Nació en Tagaste (África) en el 354 de padre pagano madre cristiana. En su juventud experimentó las contradicciones de su espíritu que, por un lado tenía sed de verdad y, por otro se dejaba seducir por el error. El estudio de una cierta filosofía lo llevó hasta la herejía maniquea. Sentía la atracción de la perfección moral, pero también fue «envuelto en la oscuridad de la carne». Aprendió retórica en Cartago, y enseñó gramática en Tagaste hasta que, a los 29 años, se dirigió a Milán, en donde era obispo san Ambrosio.
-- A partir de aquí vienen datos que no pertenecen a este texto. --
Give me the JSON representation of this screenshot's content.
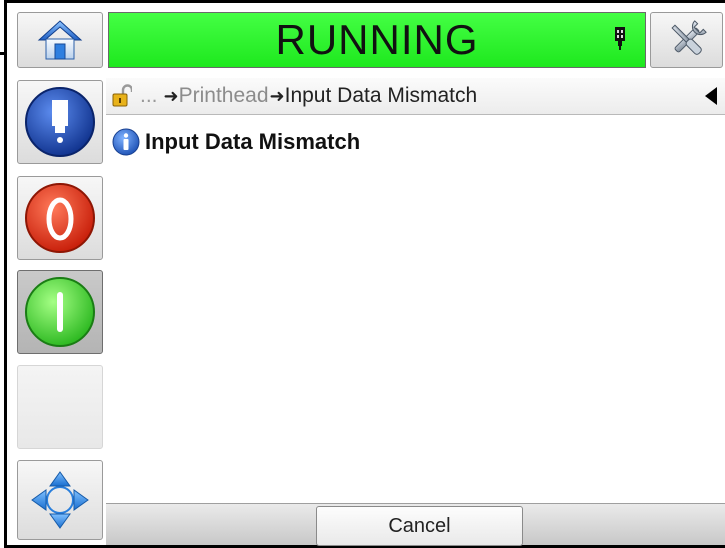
{
  "header": {
    "status": "RUNNING"
  },
  "breadcrumb": {
    "ellipsis": "...",
    "parent": "Printhead",
    "current": "Input Data Mismatch"
  },
  "message": {
    "title": "Input Data Mismatch"
  },
  "footer": {
    "cancel_label": "Cancel"
  },
  "colors": {
    "status_running": "#22ee22",
    "stop_red": "#e8331b",
    "start_green": "#55e04a",
    "home_blue": "#3b7bd6",
    "printhead_blue": "#1f4fb8",
    "info_blue": "#2a6fd6"
  },
  "icons": {
    "home": "home-icon",
    "tools": "tools-icon",
    "printhead": "printhead-icon",
    "stop": "stop-icon",
    "start": "start-icon",
    "navigate": "navigate-arrows-icon",
    "lock": "unlocked-lock-icon",
    "info": "info-icon",
    "back": "back-arrow-icon"
  }
}
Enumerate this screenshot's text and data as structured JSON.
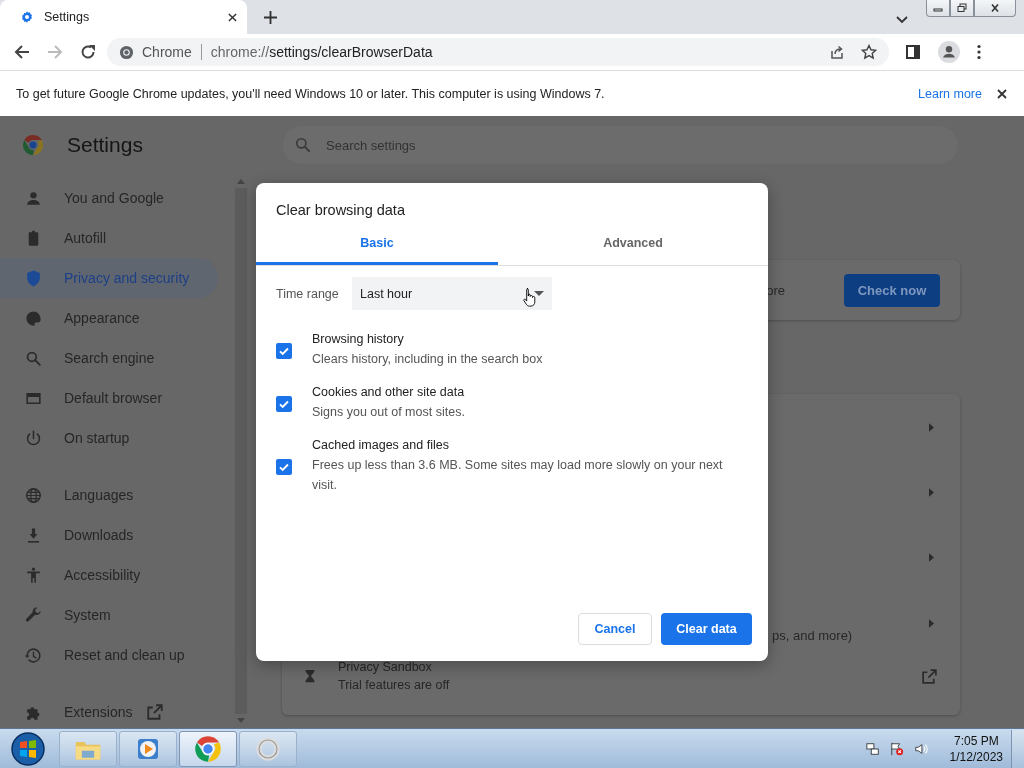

Su conversión al cristianismo, propiciada por las amorosas premuras y por las lágrimas de la madre, llegó a su madurez con un episodio singular y misterioso para el mismo Agustín; así lo cuenta él mismo: «Y he aquí que oigo de la casa vecina una voz, no sé si de un niño o de una niña, que decía cantando, y repetía muchas veces: “¡Toma, lee; toma, lee!» Y al punto, inmutado el semblante, me puse con toda atención a pensar, si acaso habría alguna manera de juego, en que los niños usasen canturrear algo parecido; y no recordaba haberlo jamás oído en parte alguna. Y reprimido el ímpetu de las lágrimas, me levanté, interpretando que no otra cosa se me mandaba de parte de Dios, sino que abriese el libro y leyese el primer capítulo que encontrase… Así que volví a toda prisa al lugar donde estaba sentado Alipio, pues allí había puesto el códice del Apóstol al levantarme de allí; lo arrebaté, lo abrí y leí en silencio el primer capítulo que se me vino a los ojos: “No en comilonas ni embriagueces; no en fornicaciones y deshonestidades; no en rivalidad y envidia; sino vestíos de nuestro Señor Jesucristo, y ni hagáis caso de la carne para satisfacer sus concupiscencias” (Rom.,13,13-14). No quise leer más, ni fue menester; pues apenas leída esta sentencia, como si una luz de seguridad se hubiera difundido en mi corazón, todas las tinieblas de la duda se desvanecieron».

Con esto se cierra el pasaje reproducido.